The 2020 budget request does include funding for an additional net gain of 13,000 new employees at the Veterans Health Administration, senior agency officials said.

“I’ll acknowledge VHA has struggled to hire in the past,” an agency official said. “We do have additional hiring, recruitment and retention authorities under the MISSION Act. With our expanded focus on telehealth, we’re hoping we can hire in areas where we’ve not necessarily had as much challenge bringing in providers.”

VA last received additional budget authority for more hiring back in 2014, when Congress passed the Veterans Access, Choice and Accountability Act, the official said.

Is VA’s IT budget enough?

In addition, VA’s IT budget request increased by $240 million dollars in 2020, a 5.8 percent boost over 2019 funding. The bulk of the agency’s additional IT funding would go toward implementation of the VA MISSION ACT,  recapitalize an aging network infrastructure, expedite its transition to the cloud and replace legacy financial management, burial operations support and benefits delivery network systems.

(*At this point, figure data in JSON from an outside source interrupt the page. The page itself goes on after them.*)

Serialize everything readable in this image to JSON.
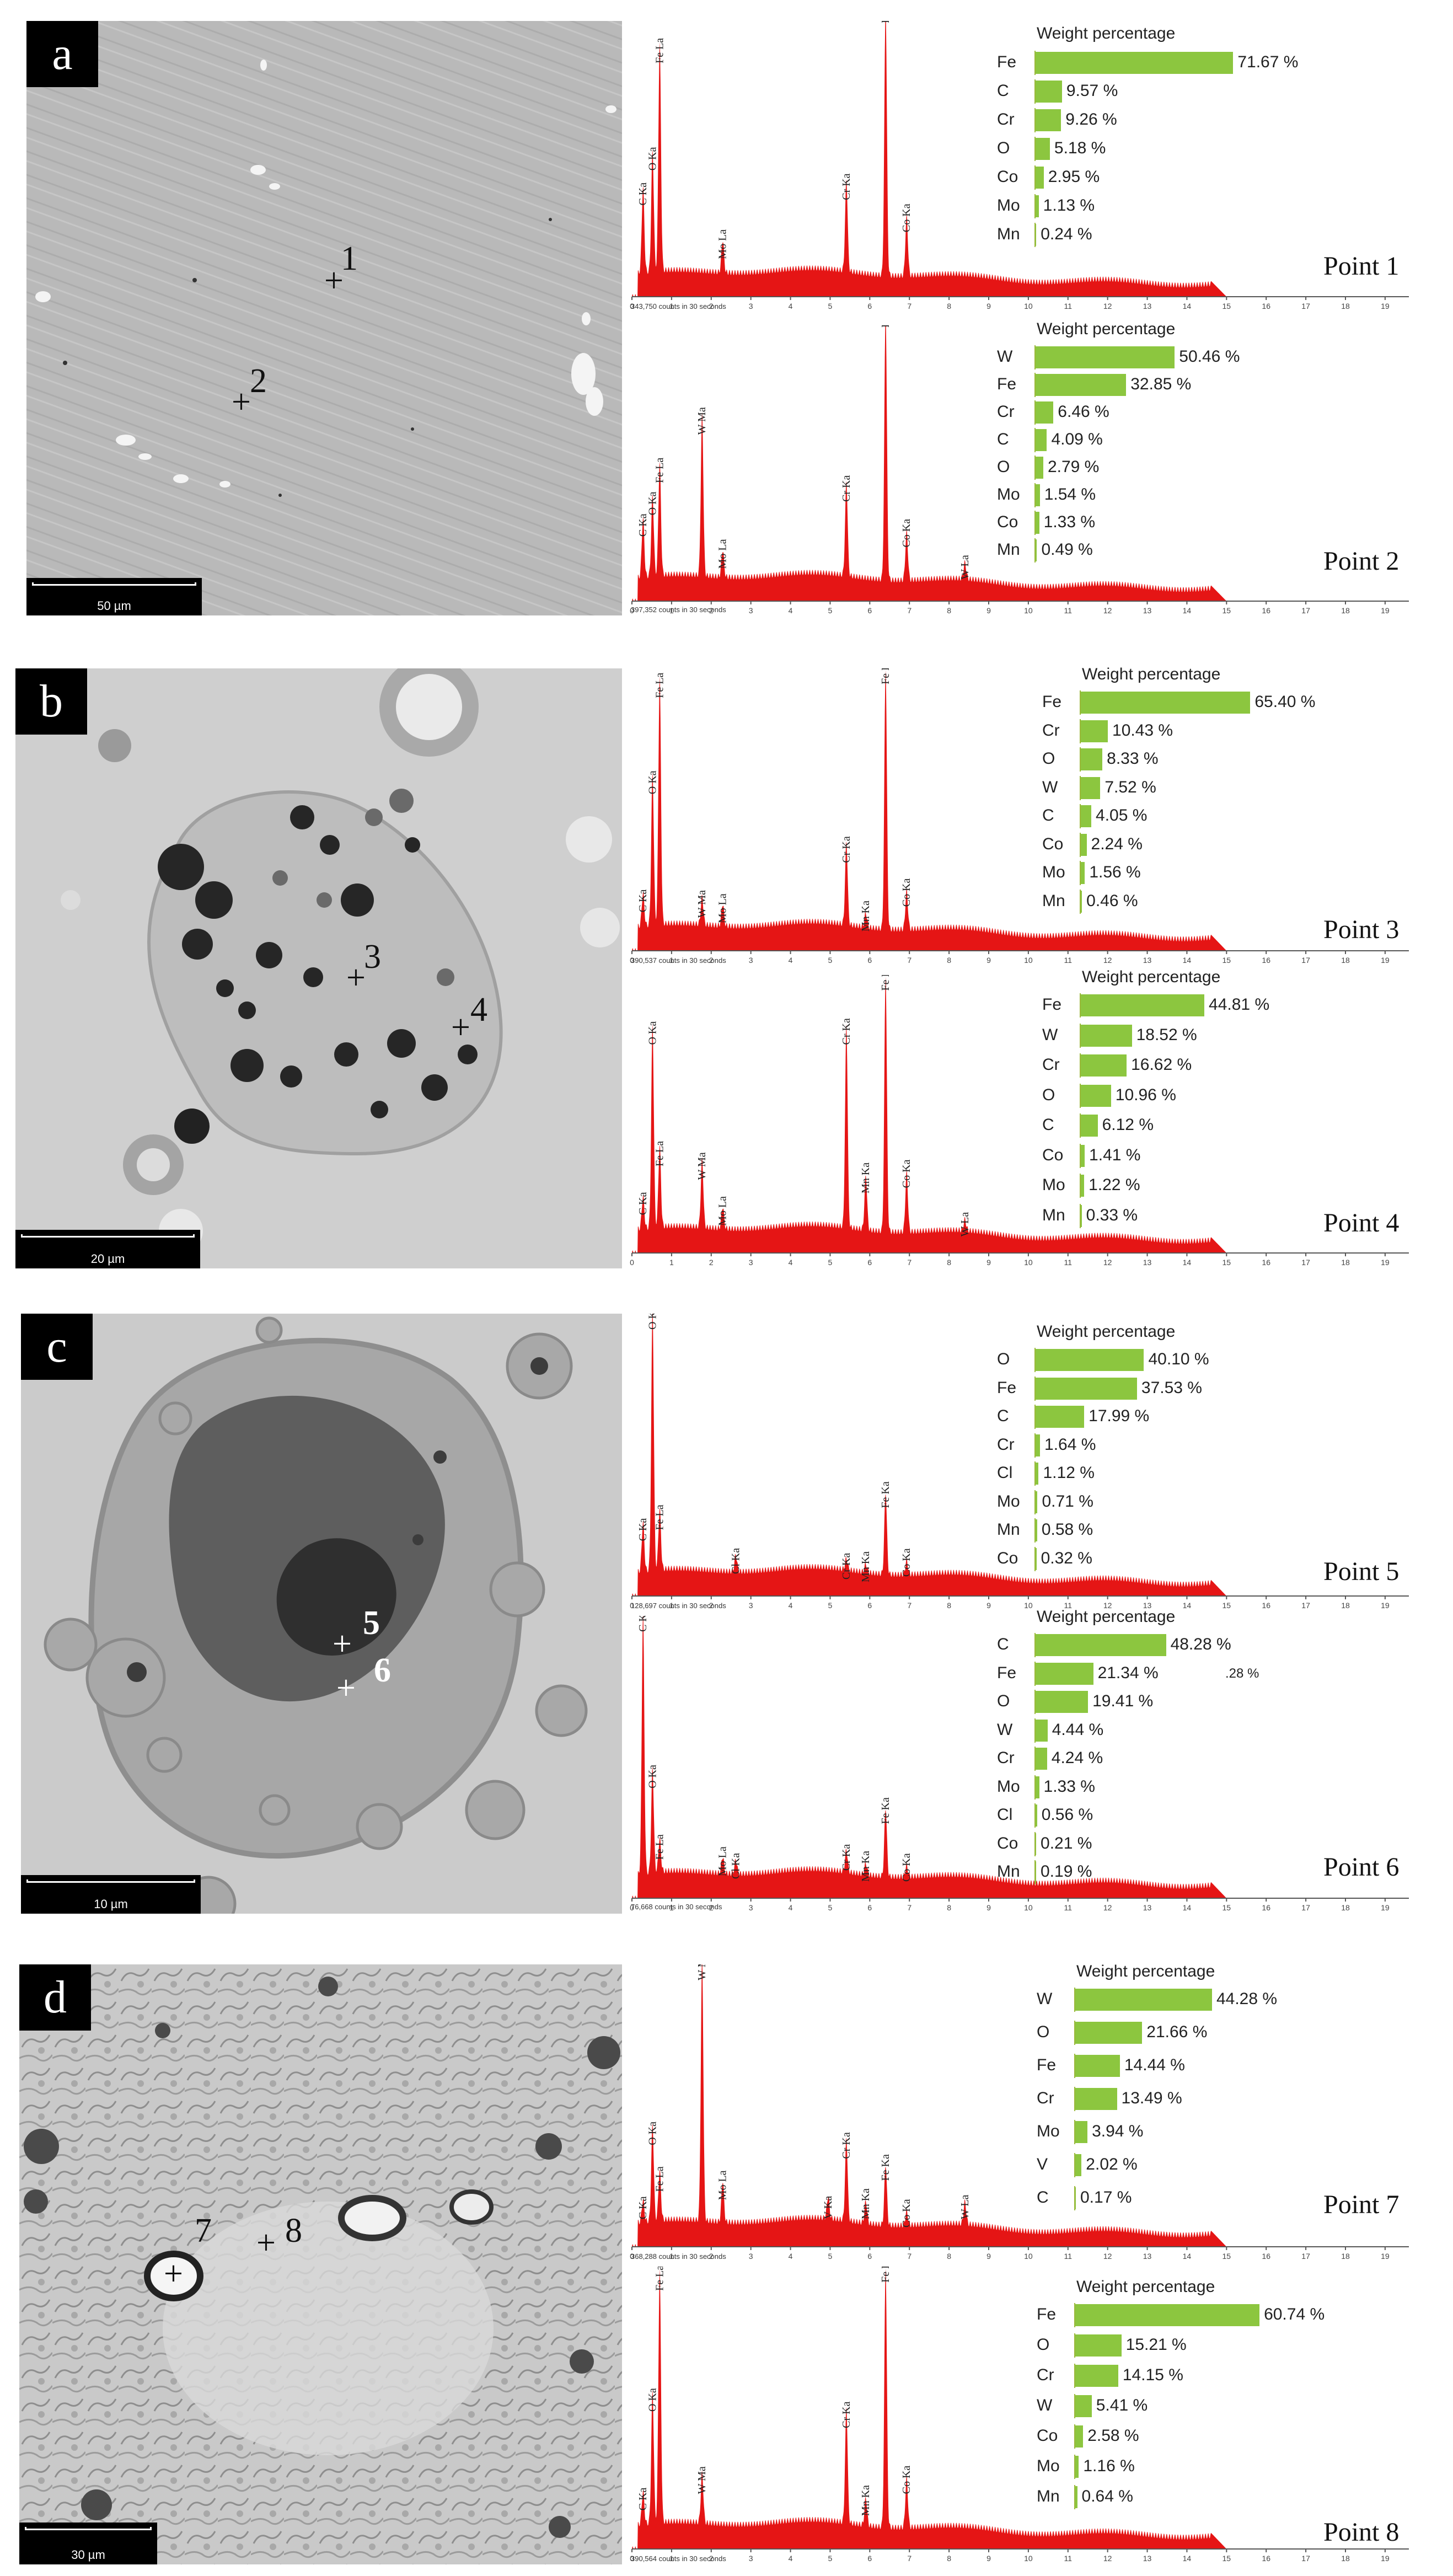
{
  "panels": [
    {
      "letter": "a",
      "scale": "50 µm",
      "markers": [
        {
          "label": "1"
        },
        {
          "label": "2"
        }
      ],
      "points": [
        {
          "name": "Point 1",
          "counts": "343,750 counts in 30 seconds",
          "title": "Weight percentage",
          "bars": [
            {
              "el": "Fe",
              "val": "71.67 %",
              "num": 71.67
            },
            {
              "el": "C",
              "val": "9.57 %",
              "num": 9.57
            },
            {
              "el": "Cr",
              "val": "9.26 %",
              "num": 9.26
            },
            {
              "el": "O",
              "val": "5.18 %",
              "num": 5.18
            },
            {
              "el": "Co",
              "val": "2.95 %",
              "num": 2.95
            },
            {
              "el": "Mo",
              "val": "1.13 %",
              "num": 1.13
            },
            {
              "el": "Mn",
              "val": "0.24 %",
              "num": 0.24
            }
          ],
          "peaks": [
            {
              "label": "C Ka",
              "kev": 0.28,
              "h": 0.32
            },
            {
              "label": "O Ka",
              "kev": 0.52,
              "h": 0.45
            },
            {
              "label": "Fe La",
              "kev": 0.7,
              "h": 0.85
            },
            {
              "label": "Mo La",
              "kev": 2.29,
              "h": 0.12
            },
            {
              "label": "Cr Ka",
              "kev": 5.41,
              "h": 0.34
            },
            {
              "label": "Fe Ka",
              "kev": 6.4,
              "h": 1.0
            },
            {
              "label": "Co Ka",
              "kev": 6.93,
              "h": 0.22
            }
          ]
        },
        {
          "name": "Point 2",
          "counts": "397,352 counts in 30 seconds",
          "title": "Weight percentage",
          "bars": [
            {
              "el": "W",
              "val": "50.46 %",
              "num": 50.46
            },
            {
              "el": "Fe",
              "val": "32.85 %",
              "num": 32.85
            },
            {
              "el": "Cr",
              "val": "6.46 %",
              "num": 6.46
            },
            {
              "el": "C",
              "val": "4.09 %",
              "num": 4.09
            },
            {
              "el": "O",
              "val": "2.79 %",
              "num": 2.79
            },
            {
              "el": "Mo",
              "val": "1.54 %",
              "num": 1.54
            },
            {
              "el": "Co",
              "val": "1.33 %",
              "num": 1.33
            },
            {
              "el": "Mn",
              "val": "0.49 %",
              "num": 0.49
            }
          ],
          "peaks": [
            {
              "label": "C Ka",
              "kev": 0.28,
              "h": 0.22
            },
            {
              "label": "O Ka",
              "kev": 0.52,
              "h": 0.3
            },
            {
              "label": "Fe La",
              "kev": 0.7,
              "h": 0.42
            },
            {
              "label": "W Ma",
              "kev": 1.77,
              "h": 0.6
            },
            {
              "label": "Mo La",
              "kev": 2.29,
              "h": 0.1
            },
            {
              "label": "Cr Ka",
              "kev": 5.41,
              "h": 0.35
            },
            {
              "label": "Fe Ka",
              "kev": 6.4,
              "h": 1.0
            },
            {
              "label": "Co Ka",
              "kev": 6.93,
              "h": 0.18
            },
            {
              "label": "W La",
              "kev": 8.4,
              "h": 0.06
            }
          ]
        }
      ]
    },
    {
      "letter": "b",
      "scale": "20 µm",
      "markers": [
        {
          "label": "3"
        },
        {
          "label": "4"
        }
      ],
      "points": [
        {
          "name": "Point 3",
          "counts": "390,537 counts in 30 seconds",
          "title": "Weight percentage",
          "bars": [
            {
              "el": "Fe",
              "val": "65.40 %",
              "num": 65.4
            },
            {
              "el": "Cr",
              "val": "10.43 %",
              "num": 10.43
            },
            {
              "el": "O",
              "val": "8.33 %",
              "num": 8.33
            },
            {
              "el": "W",
              "val": "7.52 %",
              "num": 7.52
            },
            {
              "el": "C",
              "val": "4.05 %",
              "num": 4.05
            },
            {
              "el": "Co",
              "val": "2.24 %",
              "num": 2.24
            },
            {
              "el": "Mo",
              "val": "1.56 %",
              "num": 1.56
            },
            {
              "el": "Mn",
              "val": "0.46 %",
              "num": 0.46
            }
          ],
          "peaks": [
            {
              "label": "C Ka",
              "kev": 0.28,
              "h": 0.12
            },
            {
              "label": "O Ka",
              "kev": 0.52,
              "h": 0.55
            },
            {
              "label": "Fe La",
              "kev": 0.7,
              "h": 0.9
            },
            {
              "label": "W Ma",
              "kev": 1.77,
              "h": 0.1
            },
            {
              "label": "Mo La",
              "kev": 2.29,
              "h": 0.08
            },
            {
              "label": "Cr Ka",
              "kev": 5.41,
              "h": 0.3
            },
            {
              "label": "Mn Ka",
              "kev": 5.9,
              "h": 0.05
            },
            {
              "label": "Fe Ka",
              "kev": 6.4,
              "h": 0.95
            },
            {
              "label": "Co Ka",
              "kev": 6.93,
              "h": 0.14
            }
          ]
        },
        {
          "name": "Point 4",
          "counts": "",
          "title": "Weight percentage",
          "bars": [
            {
              "el": "Fe",
              "val": "44.81 %",
              "num": 44.81
            },
            {
              "el": "W",
              "val": "18.52 %",
              "num": 18.52
            },
            {
              "el": "Cr",
              "val": "16.62 %",
              "num": 16.62
            },
            {
              "el": "O",
              "val": "10.96 %",
              "num": 10.96
            },
            {
              "el": "C",
              "val": "6.12 %",
              "num": 6.12
            },
            {
              "el": "Co",
              "val": "1.41 %",
              "num": 1.41
            },
            {
              "el": "Mo",
              "val": "1.22 %",
              "num": 1.22
            },
            {
              "el": "Mn",
              "val": "0.33 %",
              "num": 0.33
            }
          ],
          "peaks": [
            {
              "label": "C Ka",
              "kev": 0.28,
              "h": 0.12
            },
            {
              "label": "O Ka",
              "kev": 0.52,
              "h": 0.75
            },
            {
              "label": "Fe La",
              "kev": 0.7,
              "h": 0.3
            },
            {
              "label": "W Ma",
              "kev": 1.77,
              "h": 0.25
            },
            {
              "label": "Mo La",
              "kev": 2.29,
              "h": 0.08
            },
            {
              "label": "Cr Ka",
              "kev": 5.41,
              "h": 0.75
            },
            {
              "label": "Mn Ka",
              "kev": 5.9,
              "h": 0.2
            },
            {
              "label": "Fe Ka",
              "kev": 6.4,
              "h": 0.95
            },
            {
              "label": "Co Ka",
              "kev": 6.93,
              "h": 0.22
            },
            {
              "label": "W La",
              "kev": 8.4,
              "h": 0.04
            }
          ]
        }
      ]
    },
    {
      "letter": "c",
      "scale": "10 µm",
      "markers": [
        {
          "label": "5"
        },
        {
          "label": "6"
        }
      ],
      "points": [
        {
          "name": "Point 5",
          "counts": "128,697 counts in 30 seconds",
          "title": "Weight percentage",
          "bars": [
            {
              "el": "O",
              "val": "40.10 %",
              "num": 40.1
            },
            {
              "el": "Fe",
              "val": "37.53 %",
              "num": 37.53
            },
            {
              "el": "C",
              "val": "17.99 %",
              "num": 17.99
            },
            {
              "el": "Cr",
              "val": "1.64 %",
              "num": 1.64
            },
            {
              "el": "Cl",
              "val": "1.12 %",
              "num": 1.12
            },
            {
              "el": "Mo",
              "val": "0.71 %",
              "num": 0.71
            },
            {
              "el": "Mn",
              "val": "0.58 %",
              "num": 0.58
            },
            {
              "el": "Co",
              "val": "0.32 %",
              "num": 0.32
            }
          ],
          "peaks": [
            {
              "label": "C Ka",
              "kev": 0.28,
              "h": 0.18
            },
            {
              "label": "O Ka",
              "kev": 0.52,
              "h": 0.95
            },
            {
              "label": "Fe La",
              "kev": 0.7,
              "h": 0.22
            },
            {
              "label": "Cl Ka",
              "kev": 2.62,
              "h": 0.06
            },
            {
              "label": "Cr Ka",
              "kev": 5.41,
              "h": 0.04
            },
            {
              "label": "Mn Ka",
              "kev": 5.9,
              "h": 0.03
            },
            {
              "label": "Fe Ka",
              "kev": 6.4,
              "h": 0.3
            },
            {
              "label": "Co Ka",
              "kev": 6.93,
              "h": 0.05
            }
          ]
        },
        {
          "name": "Point 6",
          "counts": "76,668 counts in 30 seconds",
          "title": "Weight percentage",
          "stray": ".28 %",
          "bars": [
            {
              "el": "C",
              "val": "48.28 %",
              "num": 48.28
            },
            {
              "el": "Fe",
              "val": "21.34 %",
              "num": 21.34
            },
            {
              "el": "O",
              "val": "19.41 %",
              "num": 19.41
            },
            {
              "el": "W",
              "val": "4.44 %",
              "num": 4.44
            },
            {
              "el": "Cr",
              "val": "4.24 %",
              "num": 4.24
            },
            {
              "el": "Mo",
              "val": "1.33 %",
              "num": 1.33
            },
            {
              "el": "Cl",
              "val": "0.56 %",
              "num": 0.56
            },
            {
              "el": "Co",
              "val": "0.21 %",
              "num": 0.21
            },
            {
              "el": "Mn",
              "val": "0.19 %",
              "num": 0.19
            }
          ],
          "peaks": [
            {
              "label": "C Ka",
              "kev": 0.28,
              "h": 0.95
            },
            {
              "label": "O Ka",
              "kev": 0.52,
              "h": 0.38
            },
            {
              "label": "Fe La",
              "kev": 0.7,
              "h": 0.12
            },
            {
              "label": "Mo La",
              "kev": 2.29,
              "h": 0.06
            },
            {
              "label": "Cl Ka",
              "kev": 2.62,
              "h": 0.05
            },
            {
              "label": "Cr Ka",
              "kev": 5.41,
              "h": 0.08
            },
            {
              "label": "Mn Ka",
              "kev": 5.9,
              "h": 0.04
            },
            {
              "label": "Fe Ka",
              "kev": 6.4,
              "h": 0.25
            },
            {
              "label": "Co Ka",
              "kev": 6.93,
              "h": 0.04
            }
          ]
        }
      ]
    },
    {
      "letter": "d",
      "scale": "30 µm",
      "markers": [
        {
          "label": "7"
        },
        {
          "label": "8"
        }
      ],
      "points": [
        {
          "name": "Point 7",
          "counts": "368,288 counts in 30 seconds",
          "title": "Weight percentage",
          "bars": [
            {
              "el": "W",
              "val": "44.28 %",
              "num": 44.28
            },
            {
              "el": "O",
              "val": "21.66 %",
              "num": 21.66
            },
            {
              "el": "Fe",
              "val": "14.44 %",
              "num": 14.44
            },
            {
              "el": "Cr",
              "val": "13.49 %",
              "num": 13.49
            },
            {
              "el": "Mo",
              "val": "3.94 %",
              "num": 3.94
            },
            {
              "el": "V",
              "val": "2.02 %",
              "num": 2.02
            },
            {
              "el": "C",
              "val": "0.17 %",
              "num": 0.17
            }
          ],
          "peaks": [
            {
              "label": "C Ka",
              "kev": 0.28,
              "h": 0.08
            },
            {
              "label": "O Ka",
              "kev": 0.52,
              "h": 0.35
            },
            {
              "label": "Fe La",
              "kev": 0.7,
              "h": 0.18
            },
            {
              "label": "W Ma",
              "kev": 1.77,
              "h": 0.95
            },
            {
              "label": "Mo La",
              "kev": 2.29,
              "h": 0.15
            },
            {
              "label": "V Ka",
              "kev": 4.95,
              "h": 0.08
            },
            {
              "label": "Cr Ka",
              "kev": 5.41,
              "h": 0.3
            },
            {
              "label": "Mn Ka",
              "kev": 5.9,
              "h": 0.08
            },
            {
              "label": "Fe Ka",
              "kev": 6.4,
              "h": 0.22
            },
            {
              "label": "Co Ka",
              "kev": 6.93,
              "h": 0.05
            },
            {
              "label": "W La",
              "kev": 8.4,
              "h": 0.08
            }
          ]
        },
        {
          "name": "Point 8",
          "counts": "390,564 counts in 30 seconds",
          "title": "Weight percentage",
          "bars": [
            {
              "el": "Fe",
              "val": "60.74 %",
              "num": 60.74
            },
            {
              "el": "O",
              "val": "15.21 %",
              "num": 15.21
            },
            {
              "el": "Cr",
              "val": "14.15 %",
              "num": 14.15
            },
            {
              "el": "W",
              "val": "5.41 %",
              "num": 5.41
            },
            {
              "el": "Co",
              "val": "2.58 %",
              "num": 2.58
            },
            {
              "el": "Mo",
              "val": "1.16 %",
              "num": 1.16
            },
            {
              "el": "Mn",
              "val": "0.64 %",
              "num": 0.64
            }
          ],
          "peaks": [
            {
              "label": "C Ka",
              "kev": 0.28,
              "h": 0.12
            },
            {
              "label": "O Ka",
              "kev": 0.52,
              "h": 0.48
            },
            {
              "label": "Fe La",
              "kev": 0.7,
              "h": 0.92
            },
            {
              "label": "W Ma",
              "kev": 1.77,
              "h": 0.18
            },
            {
              "label": "Cr Ka",
              "kev": 5.41,
              "h": 0.42
            },
            {
              "label": "Mn Ka",
              "kev": 5.9,
              "h": 0.1
            },
            {
              "label": "Fe Ka",
              "kev": 6.4,
              "h": 0.95
            },
            {
              "label": "Co Ka",
              "kev": 6.93,
              "h": 0.18
            }
          ]
        }
      ]
    }
  ],
  "axis_ticks": [
    "0",
    "1",
    "2",
    "3",
    "4",
    "5",
    "6",
    "7",
    "8",
    "9",
    "10",
    "11",
    "12",
    "13",
    "14",
    "15",
    "16",
    "17",
    "18",
    "19"
  ],
  "colors": {
    "spectrum": "#e51515",
    "bar": "#8cc63f"
  }
}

VA’s ongoing effort to implement Cerner’s commercial electronic health record and achieve interoperability with the Pentagon — and community care providers — would receive $1.6 billion in 2020, a 6 percent increase over 2019 levels.

About $1.1 billion of EHR funding would go toward VA’s contract itself with Cerner. Another $162 million and $335 million would cover program management and infrastructure support, according to VA’s request.

Senior VA officials said the department’s total IT budget doesn’t completely cover the agency’s technical debt.

That’s also a concern for members of Congress, including the Republicans who shared their views on the VA funding request with the House Budget Committee.

“The [Office of Information and Technology] appropriation has remained relatively static over the last several years, yet the enterprise technology needs of VA have only grown, and we add that the Electronic Health Record Modernization program’s needs have put additional strains on the already constrained OIT appropriation,” Roe and House VA committee Republicans wrote.

VA is also beginning to implement the Defense Department’s supply management system, called the Defense Medical Logistics Support system. VA will install this system about 90 days before it implements the Cerner electronic health record at the initial test sites in the Pacific Northwest, senior agency officials said.